Stärkster 6er aller Zeiten und M6-GT3-Rennauto enthüllt

BMW hat im Rahmen des 24-Stunden-Rennens am Nürburgring die zwei bis dato schärfsten Varianten seiner 6er-Baureihe präsentiert. Auf der sogenannten ,M Night" präsentierte man ein neues Competition-Paket für die Modelle M6, M6 Cabrio und M6 Gran Coupé sowie den GT-Rennwagen für die Saison 2016, den BMW M6 GT3.

Stärkster 6er aller Zeiten
Das neue Competition-Paket (bereits 2013 hatte es eine erste Competition-Variante mit 575 PS gegeben) orientiert sich leistungsmäßig am BMW-M5-Sondermodell ,30 Jahre M5". Die Leistung des 4,4-Liter-Biturbo-V8 steigt entsprechend um 40 PS und 20 Newtonmeter auf nun 600 PS und 700 Newtonmeter. Im M6 und M6 Gran Coupé vergehen für den Null-auf-100-km/h-Sprint nun noch 3,9 Sekunden, im M6 Cabrio sind es 4,0 Sekunden. Von null auf 200 km/h geht es im M6 Coupé in 11,8 Sekunden. Die Höchstgeschwindigkeit liegt bei elektronisch begrenzten 250 km/h. Optional kann sie aber auf 305 km/h angehoben werden.

Neues Sport-Paket ab Juli 2015
Neben der Leistung setzt das neue Competition-Paket aber auch beim Handling des M6 an. Federn, Dämpfer und Stabilisatoren werden straffer, das Hinterachs-Differenzial erhält eine spezielle Abstimmung, die Lenkung bekommt eine direktere Auslegung und die Stabilitätskontrolle kriegt im M-Dynamic-Mode etwas mehr Freiraum. Äußerlich erkennt man das Competition-Paket an den schwarzverchromten Endrohren der Auspuffanlage sowie einem exklusiven Satz 20-Zoll-Räder. Das Competition-Paket ist für die M6-Reihe ab Juli 2015 erhältlich.

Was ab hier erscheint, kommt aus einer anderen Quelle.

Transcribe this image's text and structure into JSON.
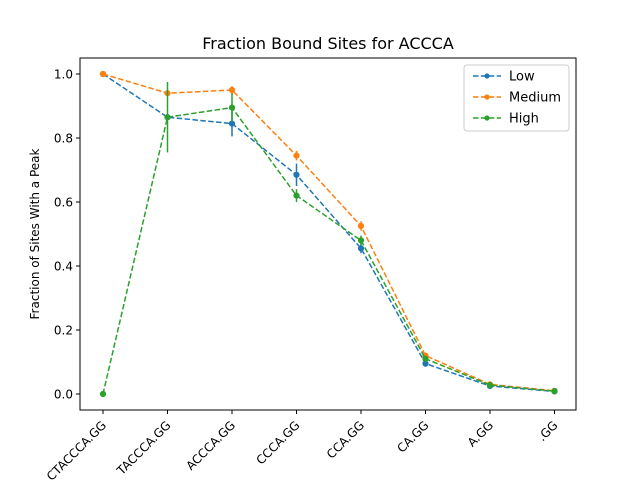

Bei M6 Coupé und M6 Cabrio schlägt es mit 9.500 Euro zu Buche, für das M6 Gran Coupé kostet es 8.500 Euro.

Spektakulärer Kundensport-Rennwagen enthüllt
Den größten Hingucker des M-Abends hatte man zweifelsfrei mit dem neuen M6 GT3 im Gepäck. Die künftige Speerspitze des BMW-Kundensport-Programms trägt einen 4,4-Liter-Biturbo-V8 mit Trockensumpfschmierung und 500 PS unter der Haube. Laut BMW wurde das Aggregat der M6-Straßenversion für den Renneinsatz nur geringfügig modifiziert. Mehr Aufwand wurde offenbar ins Gewichtstuning gesteckt, denn mit weniger als 1.300 Kilo Gewicht ist das Rennauto über 600 Kilo leichter als die Serienversion. Der GT-Renner setzt auf ein Transaxle-Antriebskonzept sowie ein sequenzielles Sechsgang-Renngetriebe. Im Vergleich zum aktuellen Kundensport-Renner Z4 GT3 verspricht der längere Radstand zudem bessere Handlingeigenschaften. Der BMW M6 GT3 wird ab der Saison 2016 an den Start gehen und auch beim nächstjährigen 24-Stunden-Rennen am Nürburgring eingreifen.

Erfolgreicher Abschluss für den BMW Z4 GT3
Unterdessen belegte der Z4 GT3 des BMW Sports Trophy Team Marc VDS bei seinem letzten werksunterstützen Einsatz beim 24-Stunden-Rennen am Nürburgring den zweiten Rang. Er musste sich lediglich dem Audi R8 LMS des Audi Sport Team WRT geschlagen geben und kam vor dem Falken Motorsports Porsche 911 GT3 R ins Ziel.